Coding Bootcamps are Changing the Game – And That’s a Good Thing

Posted by Sydney Haggard in blog | July 20, 2017

Sydney Haggard

It has long been reported that the technology industry is one of the fastest growing job markets today. In fact, the demand for tech jobs is expected to grow 21% by 2024, and the web development market is expected to grow 27% in the same period. However, with such rapid growth, there are not enough people to fill every open position. Thus, there is a pattern with computer science graduates to get out of school with a four-year bachelors of science degree and not being up to date with the most recent languages. These languages are expanding and changing faster than students can learn them, so graduates are now looking to further their education. Others without degrees in technology are noticing the growth too, and these people have begun jumping ship to come aboard the SS Technology and start their lives as coders, all with the help of coding bootcamps.

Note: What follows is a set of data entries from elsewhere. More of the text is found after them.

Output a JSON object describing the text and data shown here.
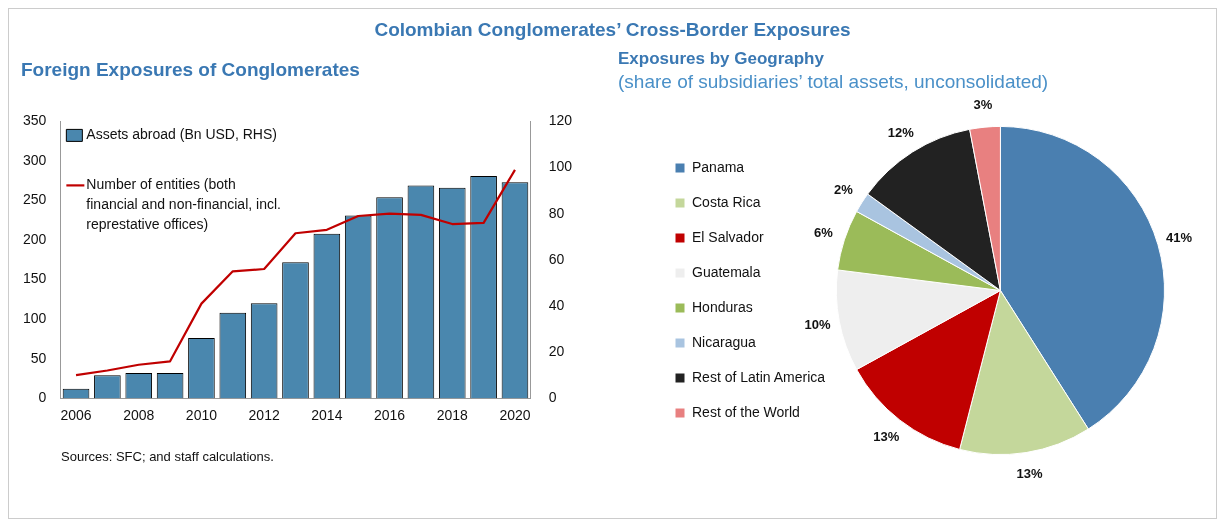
{
  "chart_data": [
    {
      "type": "other",
      "title": "Colombian Conglomerates’ Cross-Border Exposures"
    },
    {
      "type": "bar",
      "title": "Foreign Exposures of Conglomerates",
      "categories": [
        "2006",
        null,
        "2008",
        null,
        "2010",
        null,
        "2012",
        null,
        "2014",
        null,
        "2016",
        null,
        "2018",
        null,
        "2020"
      ],
      "series": [
        {
          "name": "Assets abroad (Bn USD, RHS)",
          "type": "bar",
          "color": "#4a87ae",
          "values": [
            12,
            29,
            32,
            32,
            76,
            108,
            120,
            172,
            208,
            231,
            254,
            269,
            266,
            281,
            273
          ]
        },
        {
          "name": "Number of entities (both financial and non-financial, incl. represtative offices)",
          "type": "line",
          "axis": "y2",
          "color": "#c00000",
          "values": [
            10,
            12,
            14.5,
            16,
            41,
            55,
            56,
            71.5,
            73,
            79,
            80,
            79.5,
            75.5,
            76,
            99
          ]
        }
      ],
      "ylim": [
        0,
        350
      ],
      "yticks": [
        0,
        50,
        100,
        150,
        200,
        250,
        300,
        350
      ],
      "y2lim": [
        0,
        120
      ],
      "y2ticks": [
        0,
        20,
        40,
        60,
        80,
        100,
        120
      ],
      "grid": false,
      "legend": "top left",
      "marker": "none",
      "annotations": [
        "Sources: SFC; and staff calculations."
      ]
    },
    {
      "type": "pie",
      "title": "Exposures by Geography",
      "subtitle": "(share of subsidiaries’ total assets, unconsolidated)",
      "categories": [
        "Panama",
        "Costa Rica",
        "El Salvador",
        "Guatemala",
        "Honduras",
        "Nicaragua",
        "Rest of Latin America",
        "Rest of the World"
      ],
      "values": [
        41,
        13,
        13,
        10,
        6,
        2,
        12,
        3
      ],
      "colors": [
        "#4a7fb0",
        "#c4d79b",
        "#c00000",
        "#eeeeee",
        "#9bbb59",
        "#a9c4e0",
        "#222222",
        "#e88080"
      ],
      "value_labels": [
        "41%",
        "13%",
        "13%",
        "10%",
        "6%",
        "2%",
        "12%",
        "3%"
      ],
      "legend": "left"
    }
  ]
}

The first coding bootcamp was started in 2012 by a group of successful coders who noticed a need for programmers in the technology industry. Since then, coding bootcamps covering a vast array of popular programming languages have sprung up all across the globe. In 2015, an Indiana pair had the same idea and started Eleven Fifty Academy.

Eleven Fifty was started by ChaCha founder Scott Jones, and Nick Birch, a Rose-Hulman graduate, after they noticed more and more employers in need of computer-savvy employees. Thus, said companies would send their employees to Eleven Fifty Academy to learn more about coding. However, their business strategy soon changed and they began to focus less on employee training and more on the general public.

Eleven Fifty Academy is where I learned how to code web applications. My focus was programming in Java, a back-end language that focuses on the functionality of a program rather than the “prettiness” of it. I went into the class during a time I should have been starting my Junior year of college as an English major at IUPUI, but I decided to take a hiatus so I could learn how to code like I had always wanted to, yet never had the time to.

During the class I learned all about how to code web applications, design simple websites, and work a little bit with databases. I also learned I was much better at web design, something Java is far from, rather than creating the functionality of an application. When I graduated from the 9-week course and entered into EFA’s 12-week apprenticeship, I began focusing on teaching myself better web design, Javascript (completely different language than Java), and WordPress development.

While my coding bootcamp taught me about the command line, how to use Gradle, and to always save my work with each big change in the code, I also learned much more than how to code. I learned how to manage my time. The Java course I took was five days a week from nine to five each day, and afterwards there was always reading and coding to do after class. Whether it was reading five chapters of Clean Code or writing a basic console application, I always came home to learn more, but had to figure out how to navigate having friends over for study groups and having time to relax between it all.

In a coding bootcamp, you learn how to ask for help. It’s really easy to fall behind in these classes. The teachers are typing a million miles an hour, they’re rushing through teaching what all the code means, then you’re expected to create it yourself. It’s easy to get lost at the speed you’re going, but there is always time for help. I watched as some of my classmates struggled to ask questions and fell behind while they tried to fix their problems themselves, further dragging themselves behind and missing key information. I also had to remind myself that if I was spending too long on a problem and not paying attention, I probably needed to ask for assistance.

Lastly, you learn to work with others. Very rarely will you work independently in the technology industry. If you do, you’re lucky. Most programming teams consist of at least two people, but sometimes the team can have as many as a fifty people on one big project. It’s like reliving group school projects all over again, but in a programming team you have to be incredibly in sync, have the same style of coding, and hope that next time you combine your code with your team’s it doesn’t break the entire project.

In today’s world, we are surrounded by ever-changing technology that’s moving so fast we’re having trouble keeping up. Coding bootcamps are wonderful creations from some of our brightest programmers and tech entrepreneurs. Their attendance numbers are growing with each graduating class and are slowly helping bridge the gap for coders in the technology industry. Coding bootcamps are changing the game for learning how to code in our modern era, and that’s just what we need.